ECLI:NL:CRVB:2019:1047
Centrale Raad van Beroep
- Hoger beroep
- Rechtspraak.nl
Beëindiging WGA-uitkering na herbeoordeling van arbeidsongeschiktheid en geschiktheid van functies
In deze zaak gaat het om de beëindiging van de WGA-uitkering van appellante, die eerder 100% arbeidsongeschikt was verklaard. Appellante, werkzaam als productiemedewerkster, is sinds 2010 uitgevallen door buik- en voetklachten, later verergerd door psychische klachten.
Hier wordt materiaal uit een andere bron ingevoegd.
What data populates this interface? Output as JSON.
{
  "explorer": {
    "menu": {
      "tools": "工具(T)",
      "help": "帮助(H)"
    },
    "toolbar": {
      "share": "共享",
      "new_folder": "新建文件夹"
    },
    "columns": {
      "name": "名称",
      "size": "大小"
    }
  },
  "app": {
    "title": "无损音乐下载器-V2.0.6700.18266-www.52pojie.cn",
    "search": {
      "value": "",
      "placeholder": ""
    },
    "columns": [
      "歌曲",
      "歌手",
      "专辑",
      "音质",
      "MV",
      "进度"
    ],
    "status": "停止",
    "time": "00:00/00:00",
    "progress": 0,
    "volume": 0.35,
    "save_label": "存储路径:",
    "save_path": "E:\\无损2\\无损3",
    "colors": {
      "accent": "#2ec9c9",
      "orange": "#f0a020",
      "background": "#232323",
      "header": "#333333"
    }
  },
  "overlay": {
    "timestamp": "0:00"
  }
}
Na een herbeoordeling door het Uwv in 2015, werd vastgesteld dat appellante per 22 december 2015 minder dan 35% arbeidsongeschikt was, wat leidde tot de beëindiging van haar uitkering. Appellante heeft hiertegen bezwaar gemaakt, maar de rechtbank Oost-Brabant heeft haar beroep ongegrond verklaard. In hoger beroep heeft de Centrale Raad van Beroep de overwegingen van de rechtbank onderschreven. De Raad oordeelt dat het Uwv de belastbaarheid van appellante correct heeft ingeschat en dat er geen aanleiding is om te twijfelen aan de geschiktheid van de geselecteerde functies. De rechtbank heeft terecht geoordeeld dat appellante geen duurzaam benutbare mogelijkheden heeft en dat de medische informatie die zij heeft ingediend niet voldoende onderbouwt dat er meer beperkingen moeten worden opgenomen in de Functionele Mogelijkhedenlijst (FML). De Raad bevestigt de uitspraak van de rechtbank en wijst het hoger beroep af.